Ingredients
Method
Preparation
- Preheat your oven to 325°F (160°C).
- Combine 1 cup of crushed graham crackers with 1/4 cup melted butter in a bowl. Press into the bottom of a 9-inch springform pan to form a solid crust. Bake for 10 minutes and let it cool.
Mixing Batter
- In a large mixing bowl, beat 16 ounces of softened cream cheese with 1 cup of sugar until smooth and creamy.
- Blend in 3 room-temperature eggs, one at a time, mixing well after each addition. Stir in 1 teaspoon of vanilla extract.
- Add 1/2 cup unsweetened cocoa powder into the cream cheese mixture and mix until completely incorporated.
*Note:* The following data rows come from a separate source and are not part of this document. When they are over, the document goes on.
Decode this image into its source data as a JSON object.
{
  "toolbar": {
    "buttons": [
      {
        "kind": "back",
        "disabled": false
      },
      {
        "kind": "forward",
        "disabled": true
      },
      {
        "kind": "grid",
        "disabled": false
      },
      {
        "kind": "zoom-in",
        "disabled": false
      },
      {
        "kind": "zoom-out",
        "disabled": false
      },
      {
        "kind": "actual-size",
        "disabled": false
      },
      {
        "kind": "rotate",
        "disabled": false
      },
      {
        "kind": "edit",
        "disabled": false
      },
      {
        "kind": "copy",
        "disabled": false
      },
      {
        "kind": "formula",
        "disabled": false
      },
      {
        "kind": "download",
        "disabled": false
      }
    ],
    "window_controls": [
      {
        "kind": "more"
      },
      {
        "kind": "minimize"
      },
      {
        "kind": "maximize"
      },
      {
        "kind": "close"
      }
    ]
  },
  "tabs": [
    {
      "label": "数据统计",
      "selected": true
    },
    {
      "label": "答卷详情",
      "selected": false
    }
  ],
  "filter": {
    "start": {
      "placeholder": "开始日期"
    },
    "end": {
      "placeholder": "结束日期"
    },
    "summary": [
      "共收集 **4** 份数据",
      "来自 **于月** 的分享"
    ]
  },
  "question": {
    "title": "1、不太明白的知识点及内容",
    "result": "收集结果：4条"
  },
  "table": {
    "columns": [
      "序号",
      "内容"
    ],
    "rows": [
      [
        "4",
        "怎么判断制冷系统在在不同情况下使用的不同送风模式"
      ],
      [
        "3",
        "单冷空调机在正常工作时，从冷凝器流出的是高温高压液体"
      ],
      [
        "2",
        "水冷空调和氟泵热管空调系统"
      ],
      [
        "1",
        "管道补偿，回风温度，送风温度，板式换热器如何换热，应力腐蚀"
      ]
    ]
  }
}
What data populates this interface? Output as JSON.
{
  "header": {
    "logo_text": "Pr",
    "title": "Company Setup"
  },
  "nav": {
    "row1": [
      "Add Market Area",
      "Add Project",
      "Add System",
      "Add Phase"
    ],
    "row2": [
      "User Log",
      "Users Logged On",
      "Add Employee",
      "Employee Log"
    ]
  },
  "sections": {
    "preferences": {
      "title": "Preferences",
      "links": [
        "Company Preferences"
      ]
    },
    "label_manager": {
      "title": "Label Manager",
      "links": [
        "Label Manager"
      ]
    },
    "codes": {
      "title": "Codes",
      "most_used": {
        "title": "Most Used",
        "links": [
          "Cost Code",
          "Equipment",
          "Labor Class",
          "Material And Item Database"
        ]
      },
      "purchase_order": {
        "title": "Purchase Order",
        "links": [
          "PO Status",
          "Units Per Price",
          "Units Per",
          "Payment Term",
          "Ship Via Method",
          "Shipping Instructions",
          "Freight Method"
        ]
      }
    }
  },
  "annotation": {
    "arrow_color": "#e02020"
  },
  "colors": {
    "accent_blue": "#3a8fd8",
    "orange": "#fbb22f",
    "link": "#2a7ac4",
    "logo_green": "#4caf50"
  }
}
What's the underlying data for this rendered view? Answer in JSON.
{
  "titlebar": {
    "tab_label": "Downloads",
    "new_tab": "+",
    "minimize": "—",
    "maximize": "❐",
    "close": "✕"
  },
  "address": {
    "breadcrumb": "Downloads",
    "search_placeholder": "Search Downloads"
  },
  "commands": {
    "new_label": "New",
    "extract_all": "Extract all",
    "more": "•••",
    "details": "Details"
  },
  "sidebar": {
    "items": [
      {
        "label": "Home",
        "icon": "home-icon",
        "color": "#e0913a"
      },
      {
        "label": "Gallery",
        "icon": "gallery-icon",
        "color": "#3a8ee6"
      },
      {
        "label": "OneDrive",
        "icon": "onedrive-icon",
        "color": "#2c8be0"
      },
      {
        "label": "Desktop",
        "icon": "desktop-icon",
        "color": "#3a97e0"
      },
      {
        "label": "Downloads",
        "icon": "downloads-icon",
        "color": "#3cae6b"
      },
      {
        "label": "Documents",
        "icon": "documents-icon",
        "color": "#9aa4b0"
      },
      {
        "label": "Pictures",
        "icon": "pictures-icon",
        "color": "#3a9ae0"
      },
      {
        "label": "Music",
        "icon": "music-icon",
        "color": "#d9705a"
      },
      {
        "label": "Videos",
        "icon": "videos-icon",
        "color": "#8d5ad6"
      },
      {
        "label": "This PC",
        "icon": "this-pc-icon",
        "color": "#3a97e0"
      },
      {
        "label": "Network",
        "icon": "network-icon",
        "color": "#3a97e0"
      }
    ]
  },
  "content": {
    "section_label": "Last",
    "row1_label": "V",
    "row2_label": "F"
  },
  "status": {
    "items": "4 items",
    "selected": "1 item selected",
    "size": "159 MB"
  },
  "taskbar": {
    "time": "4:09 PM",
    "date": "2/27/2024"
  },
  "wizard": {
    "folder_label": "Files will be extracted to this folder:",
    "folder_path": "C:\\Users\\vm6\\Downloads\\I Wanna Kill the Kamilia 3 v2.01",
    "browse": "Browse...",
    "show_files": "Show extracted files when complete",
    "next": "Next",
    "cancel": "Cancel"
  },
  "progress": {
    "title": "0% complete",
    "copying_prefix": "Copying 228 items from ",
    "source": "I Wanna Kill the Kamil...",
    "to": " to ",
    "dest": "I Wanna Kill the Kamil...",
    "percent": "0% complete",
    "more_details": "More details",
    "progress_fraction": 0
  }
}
- Fold in 1 cup of strawberry puree and 1 tablespoon of lemon juice gently, creating swirls without overmixing.
Baking
- Pour the cheesecake batter over the cooled crust. Bake for 55 minutes or until the center is just set. The edges should be firm, while the middle may have a slight jiggle.
Notes
Serve garnished with fresh strawberry slices and a drizzle of chocolate sauce. Store leftovers in an airtight container in the refrigerator for up to 5 days; it can be frozen for up to 2 months.